We hit a high point on the ridge where it seemed like the trail ended and then we realized that we still had a bit more to go. The rain started gently coming down at this point and I ordered everyone to put on their jackets. No sooner had we done so then the hail started to drop. Pea-sized they wouldn’t do much but as they dropped the intensity began to increase heavily. We decided at that point that it was time to turn around immediately. Things could become dangerous now. The thunder that was off in the distance now sounded overhead, but so far no flashes of lightning to indicate anything striking nearby. I didn’t want to wait to find out if we would get some strikes, especially since I had a big metal tripod strapped to the outside of my backup. We urged everyone to pick up the pace and start our way back down the mountain. The hail dropped hard and combined with the rain to instantly soak any part of us that wasn’t waterproof. As we trudged on the cleared path began to turn into a raging river, floading the trail up to our ankles. Banks of hail gathered in large mounds, disguising the deep puddles underneath. My boots were completely soaked now. There was nothing we could do but push on. As the rain and hail pelted us I could see the water beginning to erode the path and the sides of the mountain above us, forming rivers of raging brown water that splashed down the mountainside and making walking near the edge a clear and present danger. One of the girls, C, was having trouble getting down due to the slickness of the mud, hail, and rain so I began to guide her as we pushed further and further down the mountain. Nearby I heard a loud crack, but I didn’t bring up the close lightning strike, instead encouraging everyone down the mountain.We slid, crawled, and tumbled our way further and further down the mountain, no longer trying to avoid the deep puddles and stinging hail, our only goal to get down the mountain to safety. After what was 45 minutes in the storm we finally made it back to the trailhead. Everyone cheered when we realized we had made it back to the cars. Now only to drive back 30 minutes while completely soaked.

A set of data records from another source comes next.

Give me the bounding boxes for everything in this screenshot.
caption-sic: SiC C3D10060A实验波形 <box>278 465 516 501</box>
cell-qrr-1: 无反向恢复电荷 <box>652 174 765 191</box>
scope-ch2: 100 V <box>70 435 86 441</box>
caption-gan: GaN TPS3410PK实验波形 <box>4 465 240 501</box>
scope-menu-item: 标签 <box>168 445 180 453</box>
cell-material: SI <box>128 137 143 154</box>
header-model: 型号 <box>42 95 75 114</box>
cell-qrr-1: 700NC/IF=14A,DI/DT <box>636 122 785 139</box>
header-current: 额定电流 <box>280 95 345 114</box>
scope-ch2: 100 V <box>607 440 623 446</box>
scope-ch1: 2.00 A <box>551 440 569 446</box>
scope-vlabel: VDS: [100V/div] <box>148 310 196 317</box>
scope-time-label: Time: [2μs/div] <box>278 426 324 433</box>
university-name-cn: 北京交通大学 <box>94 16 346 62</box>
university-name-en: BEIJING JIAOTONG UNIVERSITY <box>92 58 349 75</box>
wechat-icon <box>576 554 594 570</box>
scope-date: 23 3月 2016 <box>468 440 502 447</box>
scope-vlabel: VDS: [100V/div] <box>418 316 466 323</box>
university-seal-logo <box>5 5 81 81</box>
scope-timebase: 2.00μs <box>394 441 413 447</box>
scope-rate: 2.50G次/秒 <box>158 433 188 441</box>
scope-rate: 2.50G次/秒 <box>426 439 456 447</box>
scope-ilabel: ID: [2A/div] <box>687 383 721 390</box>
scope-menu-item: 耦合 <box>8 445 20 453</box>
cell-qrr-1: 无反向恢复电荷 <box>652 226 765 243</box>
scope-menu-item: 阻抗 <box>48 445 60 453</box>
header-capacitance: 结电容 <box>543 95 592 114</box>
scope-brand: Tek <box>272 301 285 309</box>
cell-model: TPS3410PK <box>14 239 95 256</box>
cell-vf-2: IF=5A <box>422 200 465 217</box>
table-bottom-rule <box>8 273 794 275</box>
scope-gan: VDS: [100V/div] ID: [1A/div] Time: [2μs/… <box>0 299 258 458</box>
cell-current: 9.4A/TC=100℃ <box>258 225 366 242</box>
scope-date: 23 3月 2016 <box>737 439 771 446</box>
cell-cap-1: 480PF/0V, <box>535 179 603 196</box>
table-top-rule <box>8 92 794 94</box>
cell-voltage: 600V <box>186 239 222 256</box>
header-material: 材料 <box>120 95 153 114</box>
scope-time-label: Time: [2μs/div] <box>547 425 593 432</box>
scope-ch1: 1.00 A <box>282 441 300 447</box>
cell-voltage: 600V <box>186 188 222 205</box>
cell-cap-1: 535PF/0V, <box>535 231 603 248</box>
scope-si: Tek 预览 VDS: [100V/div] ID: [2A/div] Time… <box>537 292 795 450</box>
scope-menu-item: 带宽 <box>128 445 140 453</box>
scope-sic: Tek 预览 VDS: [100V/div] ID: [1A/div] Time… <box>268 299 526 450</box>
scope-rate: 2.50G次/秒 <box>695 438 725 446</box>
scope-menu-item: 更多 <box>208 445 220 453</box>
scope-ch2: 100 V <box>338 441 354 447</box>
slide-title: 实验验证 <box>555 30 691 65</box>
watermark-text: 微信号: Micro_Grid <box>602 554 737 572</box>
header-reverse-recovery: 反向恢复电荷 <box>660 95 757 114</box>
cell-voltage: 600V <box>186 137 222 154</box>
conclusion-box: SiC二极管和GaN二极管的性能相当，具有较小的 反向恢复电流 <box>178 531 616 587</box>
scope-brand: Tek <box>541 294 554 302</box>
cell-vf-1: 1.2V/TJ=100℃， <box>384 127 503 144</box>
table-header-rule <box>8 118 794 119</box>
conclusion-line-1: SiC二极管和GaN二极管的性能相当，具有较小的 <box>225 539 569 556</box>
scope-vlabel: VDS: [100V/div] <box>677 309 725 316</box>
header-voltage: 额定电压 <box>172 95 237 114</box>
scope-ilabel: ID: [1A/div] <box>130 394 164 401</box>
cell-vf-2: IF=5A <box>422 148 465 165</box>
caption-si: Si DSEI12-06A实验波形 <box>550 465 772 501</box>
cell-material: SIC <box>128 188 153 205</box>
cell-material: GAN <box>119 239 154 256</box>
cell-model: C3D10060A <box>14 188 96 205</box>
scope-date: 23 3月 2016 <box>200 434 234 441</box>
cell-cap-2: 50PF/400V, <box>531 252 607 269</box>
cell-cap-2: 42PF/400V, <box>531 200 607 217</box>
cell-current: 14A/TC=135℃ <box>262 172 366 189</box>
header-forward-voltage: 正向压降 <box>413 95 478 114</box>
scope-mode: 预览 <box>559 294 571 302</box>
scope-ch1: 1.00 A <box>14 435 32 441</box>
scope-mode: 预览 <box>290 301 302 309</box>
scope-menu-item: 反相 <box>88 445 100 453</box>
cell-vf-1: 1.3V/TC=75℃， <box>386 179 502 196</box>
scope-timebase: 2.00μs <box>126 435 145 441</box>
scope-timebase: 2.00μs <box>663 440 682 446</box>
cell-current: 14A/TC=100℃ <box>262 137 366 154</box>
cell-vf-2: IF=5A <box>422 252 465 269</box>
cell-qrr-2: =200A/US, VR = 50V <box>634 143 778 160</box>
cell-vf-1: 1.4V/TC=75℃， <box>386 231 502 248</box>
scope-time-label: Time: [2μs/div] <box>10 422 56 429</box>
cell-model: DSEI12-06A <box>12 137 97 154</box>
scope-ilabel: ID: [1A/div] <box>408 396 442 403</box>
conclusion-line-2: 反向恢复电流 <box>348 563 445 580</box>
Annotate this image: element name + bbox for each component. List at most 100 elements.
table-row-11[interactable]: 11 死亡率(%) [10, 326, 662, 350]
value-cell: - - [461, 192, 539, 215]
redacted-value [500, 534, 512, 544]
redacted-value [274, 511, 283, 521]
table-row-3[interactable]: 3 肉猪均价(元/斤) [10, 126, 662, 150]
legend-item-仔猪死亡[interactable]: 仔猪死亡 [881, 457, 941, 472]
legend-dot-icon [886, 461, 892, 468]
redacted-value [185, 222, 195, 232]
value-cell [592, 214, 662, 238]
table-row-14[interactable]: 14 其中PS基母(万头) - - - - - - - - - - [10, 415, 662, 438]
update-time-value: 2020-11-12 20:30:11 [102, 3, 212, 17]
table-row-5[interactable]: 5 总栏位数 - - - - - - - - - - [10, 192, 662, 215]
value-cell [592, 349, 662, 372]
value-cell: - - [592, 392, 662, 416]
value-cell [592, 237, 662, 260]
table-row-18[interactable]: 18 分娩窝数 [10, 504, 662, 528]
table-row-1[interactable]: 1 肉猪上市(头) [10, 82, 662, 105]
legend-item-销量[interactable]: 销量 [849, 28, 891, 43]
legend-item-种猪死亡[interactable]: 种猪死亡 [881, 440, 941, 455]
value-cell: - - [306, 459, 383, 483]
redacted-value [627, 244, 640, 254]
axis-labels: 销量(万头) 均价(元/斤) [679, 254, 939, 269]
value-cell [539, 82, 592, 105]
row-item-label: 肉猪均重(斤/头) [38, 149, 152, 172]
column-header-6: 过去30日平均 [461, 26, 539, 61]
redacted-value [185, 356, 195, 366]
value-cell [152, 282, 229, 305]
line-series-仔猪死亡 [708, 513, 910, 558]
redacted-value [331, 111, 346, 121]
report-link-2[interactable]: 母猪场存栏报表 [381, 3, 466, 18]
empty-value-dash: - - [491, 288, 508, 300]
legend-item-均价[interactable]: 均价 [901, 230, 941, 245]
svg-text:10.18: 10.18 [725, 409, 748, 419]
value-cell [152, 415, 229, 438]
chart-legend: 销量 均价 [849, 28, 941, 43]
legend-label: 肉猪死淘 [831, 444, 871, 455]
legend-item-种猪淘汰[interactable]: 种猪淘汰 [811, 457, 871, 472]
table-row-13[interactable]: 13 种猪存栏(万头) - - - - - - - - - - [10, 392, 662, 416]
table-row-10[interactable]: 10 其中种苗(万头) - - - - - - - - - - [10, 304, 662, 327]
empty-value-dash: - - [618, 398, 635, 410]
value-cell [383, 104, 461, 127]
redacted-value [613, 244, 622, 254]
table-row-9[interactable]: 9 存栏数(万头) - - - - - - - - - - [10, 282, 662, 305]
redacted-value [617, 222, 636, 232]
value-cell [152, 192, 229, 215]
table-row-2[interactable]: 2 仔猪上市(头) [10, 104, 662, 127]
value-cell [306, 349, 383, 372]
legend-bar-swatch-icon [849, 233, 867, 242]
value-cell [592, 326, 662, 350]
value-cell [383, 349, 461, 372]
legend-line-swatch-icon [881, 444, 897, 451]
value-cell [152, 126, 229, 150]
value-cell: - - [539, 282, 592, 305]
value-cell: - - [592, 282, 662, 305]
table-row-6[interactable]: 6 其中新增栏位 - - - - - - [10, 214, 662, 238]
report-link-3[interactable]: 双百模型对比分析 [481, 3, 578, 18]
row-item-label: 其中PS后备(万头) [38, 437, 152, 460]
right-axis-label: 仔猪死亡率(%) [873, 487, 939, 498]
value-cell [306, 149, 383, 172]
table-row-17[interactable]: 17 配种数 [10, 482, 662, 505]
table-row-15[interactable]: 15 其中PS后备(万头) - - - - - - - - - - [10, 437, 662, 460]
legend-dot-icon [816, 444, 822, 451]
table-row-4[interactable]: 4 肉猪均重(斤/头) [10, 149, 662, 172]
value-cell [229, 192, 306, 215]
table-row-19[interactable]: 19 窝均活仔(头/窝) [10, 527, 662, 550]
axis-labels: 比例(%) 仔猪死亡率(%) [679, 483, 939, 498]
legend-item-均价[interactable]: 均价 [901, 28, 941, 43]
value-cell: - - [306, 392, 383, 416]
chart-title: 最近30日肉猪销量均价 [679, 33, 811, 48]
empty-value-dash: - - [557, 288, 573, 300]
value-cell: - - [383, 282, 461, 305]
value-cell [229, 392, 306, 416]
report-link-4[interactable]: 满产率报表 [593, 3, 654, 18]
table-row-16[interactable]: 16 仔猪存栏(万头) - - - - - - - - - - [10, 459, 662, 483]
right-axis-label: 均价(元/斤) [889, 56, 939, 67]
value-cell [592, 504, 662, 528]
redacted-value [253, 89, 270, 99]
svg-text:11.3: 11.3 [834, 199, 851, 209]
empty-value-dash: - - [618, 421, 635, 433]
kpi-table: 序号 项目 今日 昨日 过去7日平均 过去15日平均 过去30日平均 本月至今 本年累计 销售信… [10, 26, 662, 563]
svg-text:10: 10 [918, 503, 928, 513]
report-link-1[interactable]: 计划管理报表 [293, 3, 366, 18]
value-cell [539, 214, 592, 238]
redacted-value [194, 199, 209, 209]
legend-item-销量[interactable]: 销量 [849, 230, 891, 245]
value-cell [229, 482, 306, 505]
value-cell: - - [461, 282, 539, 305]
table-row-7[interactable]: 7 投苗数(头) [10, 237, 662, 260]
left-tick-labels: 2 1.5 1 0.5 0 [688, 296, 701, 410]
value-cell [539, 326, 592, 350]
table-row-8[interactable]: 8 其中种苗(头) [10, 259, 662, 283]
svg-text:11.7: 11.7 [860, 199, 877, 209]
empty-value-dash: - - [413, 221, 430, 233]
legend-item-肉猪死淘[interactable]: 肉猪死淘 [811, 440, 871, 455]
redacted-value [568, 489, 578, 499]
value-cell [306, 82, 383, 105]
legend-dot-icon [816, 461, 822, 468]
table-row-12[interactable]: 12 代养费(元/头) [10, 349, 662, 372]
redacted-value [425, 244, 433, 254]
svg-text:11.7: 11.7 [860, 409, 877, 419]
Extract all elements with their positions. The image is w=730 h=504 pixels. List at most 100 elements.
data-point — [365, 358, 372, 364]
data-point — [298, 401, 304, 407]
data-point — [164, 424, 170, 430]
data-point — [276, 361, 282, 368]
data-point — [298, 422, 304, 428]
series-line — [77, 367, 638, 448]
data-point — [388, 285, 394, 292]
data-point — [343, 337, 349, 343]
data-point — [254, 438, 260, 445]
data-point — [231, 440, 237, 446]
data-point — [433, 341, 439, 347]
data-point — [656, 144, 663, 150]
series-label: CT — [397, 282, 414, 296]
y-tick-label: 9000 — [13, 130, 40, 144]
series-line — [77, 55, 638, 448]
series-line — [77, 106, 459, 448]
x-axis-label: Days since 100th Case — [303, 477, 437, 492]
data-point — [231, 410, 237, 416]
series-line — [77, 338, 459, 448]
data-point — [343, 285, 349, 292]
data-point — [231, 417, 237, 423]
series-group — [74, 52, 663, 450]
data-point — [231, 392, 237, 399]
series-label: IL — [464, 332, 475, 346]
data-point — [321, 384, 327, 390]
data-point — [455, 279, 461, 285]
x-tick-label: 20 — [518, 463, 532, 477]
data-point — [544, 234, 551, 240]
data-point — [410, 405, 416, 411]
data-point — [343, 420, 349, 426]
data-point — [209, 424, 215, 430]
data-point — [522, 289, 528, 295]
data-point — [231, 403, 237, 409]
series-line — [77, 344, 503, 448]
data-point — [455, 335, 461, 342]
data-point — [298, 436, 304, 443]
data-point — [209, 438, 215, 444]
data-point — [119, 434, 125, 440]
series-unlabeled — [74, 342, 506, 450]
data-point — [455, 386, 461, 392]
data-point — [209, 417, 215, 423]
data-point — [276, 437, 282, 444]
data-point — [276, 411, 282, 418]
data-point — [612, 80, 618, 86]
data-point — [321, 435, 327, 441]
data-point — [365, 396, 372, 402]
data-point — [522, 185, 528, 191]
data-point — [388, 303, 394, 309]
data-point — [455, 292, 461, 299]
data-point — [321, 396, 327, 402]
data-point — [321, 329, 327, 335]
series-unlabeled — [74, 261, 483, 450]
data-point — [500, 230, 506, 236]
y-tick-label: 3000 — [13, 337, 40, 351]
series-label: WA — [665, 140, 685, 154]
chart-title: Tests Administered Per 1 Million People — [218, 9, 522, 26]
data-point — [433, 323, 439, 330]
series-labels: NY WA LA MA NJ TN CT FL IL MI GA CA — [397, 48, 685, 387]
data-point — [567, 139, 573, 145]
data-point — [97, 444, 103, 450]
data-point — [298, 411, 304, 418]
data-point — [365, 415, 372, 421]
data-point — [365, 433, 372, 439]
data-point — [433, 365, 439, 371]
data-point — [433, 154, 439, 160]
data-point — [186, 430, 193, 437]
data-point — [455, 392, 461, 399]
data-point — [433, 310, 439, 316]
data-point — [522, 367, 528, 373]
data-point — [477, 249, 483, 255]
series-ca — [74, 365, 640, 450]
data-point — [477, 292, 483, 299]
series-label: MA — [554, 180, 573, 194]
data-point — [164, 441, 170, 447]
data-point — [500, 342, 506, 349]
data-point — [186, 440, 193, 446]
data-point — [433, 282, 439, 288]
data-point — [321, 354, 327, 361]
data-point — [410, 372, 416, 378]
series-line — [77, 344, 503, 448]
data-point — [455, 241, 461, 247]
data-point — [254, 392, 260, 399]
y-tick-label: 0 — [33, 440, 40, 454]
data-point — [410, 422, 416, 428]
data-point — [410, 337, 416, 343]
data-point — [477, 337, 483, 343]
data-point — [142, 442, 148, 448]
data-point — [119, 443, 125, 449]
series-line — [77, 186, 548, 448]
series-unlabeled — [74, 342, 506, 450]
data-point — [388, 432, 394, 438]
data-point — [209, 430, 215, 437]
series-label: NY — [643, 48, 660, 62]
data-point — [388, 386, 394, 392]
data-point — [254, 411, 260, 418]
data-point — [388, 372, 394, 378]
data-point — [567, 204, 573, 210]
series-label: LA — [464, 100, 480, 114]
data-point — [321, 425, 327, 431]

That night we made sure everyone was changed into dry clothes and we heated up water for hot chocolate and cup of noodles. I had a headache from the altitude and only after laying down did I realize I was exhausted. After resting a little I was joined by everyone else in the tent as we settled down out of the rain to play 2 long games of monopoly deal.
Suffice to say that may be a story they don’t want me to repeat as that last game didn’t end until midnight, and even then it wasn’t a true ending…
Monday morning we cleaned up the camp and with heavy hearts left the forest to return to civilization.